Reaffirming the jury verdict of liability and over $43 million in damages doesn’t undermine the FCA’s deterrent effect, said Renée Brooker, who represents FCA whistleblowers with Tycko & Zavareei LLP.
“I doubt defendants consider this a win,” she said.
But H. Vincent McKnight Jr., who represents FCA whistleblowers at Sanford Heisler Sharp LLP, said that courts are sidestepping Congress’ intent to punish fraudsters when they use the Eighth Amendment to reduce statutory penalties.
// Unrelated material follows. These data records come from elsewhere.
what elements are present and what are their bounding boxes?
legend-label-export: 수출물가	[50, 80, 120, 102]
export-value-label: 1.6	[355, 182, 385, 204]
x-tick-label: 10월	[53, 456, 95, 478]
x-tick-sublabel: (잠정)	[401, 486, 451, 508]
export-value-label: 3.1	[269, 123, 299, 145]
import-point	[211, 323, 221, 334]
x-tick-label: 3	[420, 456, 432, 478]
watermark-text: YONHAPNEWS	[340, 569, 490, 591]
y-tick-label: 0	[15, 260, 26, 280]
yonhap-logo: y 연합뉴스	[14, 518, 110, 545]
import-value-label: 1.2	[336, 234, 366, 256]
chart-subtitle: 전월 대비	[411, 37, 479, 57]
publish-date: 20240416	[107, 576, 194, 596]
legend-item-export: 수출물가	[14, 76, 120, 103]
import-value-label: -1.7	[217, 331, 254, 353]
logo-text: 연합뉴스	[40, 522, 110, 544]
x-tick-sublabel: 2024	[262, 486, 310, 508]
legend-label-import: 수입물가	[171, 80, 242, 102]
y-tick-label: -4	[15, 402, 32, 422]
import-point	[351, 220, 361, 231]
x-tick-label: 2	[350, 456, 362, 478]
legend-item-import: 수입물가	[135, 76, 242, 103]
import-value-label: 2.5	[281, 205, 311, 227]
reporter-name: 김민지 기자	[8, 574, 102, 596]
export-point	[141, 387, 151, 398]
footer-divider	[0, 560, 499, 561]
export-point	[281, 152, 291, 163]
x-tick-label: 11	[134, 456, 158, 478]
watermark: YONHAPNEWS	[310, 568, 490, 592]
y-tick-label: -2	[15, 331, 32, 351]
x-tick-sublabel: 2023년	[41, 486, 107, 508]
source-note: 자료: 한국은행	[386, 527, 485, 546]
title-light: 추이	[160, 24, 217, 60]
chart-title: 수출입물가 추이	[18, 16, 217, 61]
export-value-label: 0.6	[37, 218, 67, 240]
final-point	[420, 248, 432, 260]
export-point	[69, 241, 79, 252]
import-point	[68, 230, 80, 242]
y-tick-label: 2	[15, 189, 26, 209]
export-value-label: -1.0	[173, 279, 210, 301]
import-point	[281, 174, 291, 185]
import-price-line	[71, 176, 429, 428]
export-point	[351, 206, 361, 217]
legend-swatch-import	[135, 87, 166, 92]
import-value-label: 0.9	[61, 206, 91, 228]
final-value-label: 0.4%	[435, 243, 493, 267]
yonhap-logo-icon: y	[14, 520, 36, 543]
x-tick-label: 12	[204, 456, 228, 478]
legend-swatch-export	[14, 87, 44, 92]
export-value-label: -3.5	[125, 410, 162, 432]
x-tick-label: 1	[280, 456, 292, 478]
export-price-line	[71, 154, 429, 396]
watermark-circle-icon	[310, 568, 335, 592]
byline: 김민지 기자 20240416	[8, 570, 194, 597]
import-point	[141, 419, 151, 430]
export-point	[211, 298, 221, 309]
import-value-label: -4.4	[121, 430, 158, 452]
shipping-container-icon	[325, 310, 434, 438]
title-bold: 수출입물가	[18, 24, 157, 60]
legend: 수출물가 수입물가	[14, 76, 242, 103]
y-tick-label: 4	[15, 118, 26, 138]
“Isn’t it ironic that the Eighth Amendment allows the death penalty, and, simultaneously, the Eighth Amendment prohibits the imposition of congressionally mandated penalties on corporate fraudsters?” he said.
Formula
Wright said the US Supreme Court has rejected the notion that a simple mathematical formula can mark the constitutional line for excessiveness.
But a lawful award can’t be grossly disproportional to the gravity of the offense, she said.
She also noted that the Supreme Court has also suggested that the ratio of punitive damages to compensatory damages can provide a guidepost for excessiveness, and that an award of more than four times the amount of compensatory damages might be close to the line of constitutional impropriety.
In reaching her decision here, Wright assessed six factors—including penalties imposed in similar cases and legislative intent—and said no single factor determined the outcome.
The reduced $216.7 million judgment represents five times the actual damages imposed in the case, Wright said.
There isn’t a hard-and-fast rule for determining if an award is unconstitutional, Canizares said. Litigants in future cases will have to make arguments as to whether the ratio of punitive damages to compensatory damages is excessive, he said.
Skiing and Golfing
Whistleblower Kipp Fesenmaier sued Cameron-Ehlen Group Inc., which does business as Precision Lens, and owner Paul Ehlen in 2013. The government intervened with its own complaint in 2018.
The US said it “identified multiple examples of trips, including high-end skiing, fishing, golfing, hunting, sporting, and entertainment vacations, often at exclusive destinations” to which the physicians were transported on private jets. Precision Lens sought to induce ophthalmic surgeons to use its products in cataract surgeries reimbursed by Medicare, the government said.
A Minnesota jury in February 2023 found that the defendants violated the FCA by causing the submission of 64,575 false claims, tainted by kickbacks, to Medicare for reimbursement.
The defendants filed their post-trial motion challenging the award in June 2023.
Despite the reduction, this was an “excellent case for plaintiffs,” Brooker said.
“Courts will always have discretion in assessing penalties with judicious consideration of the Eight Amendment,” she said.
Another whistleblower attorney, Scott Terry of Florin Gray, was less encouraged.
“The jury found that they broke the law, they got caught, and there is price to pay for that,” he said. “Congress crafted the FCA’s penalty provision to protect taxpayers and deter fraud.”
“As a taxpayer myself, and a lawyer practicing in this area, I am disappointed and think that the court got this one wrong,” Terry said.
Counsel for the whistleblower and the defendants didn’t immediately respond to a request for comment. The US Attorney’s Office declined to comment.
The case is United States ex rel. Fesenmaier v. Cameron-Ehlen Grp., D. Minn., No. 13-cv-3003, 2/8/24.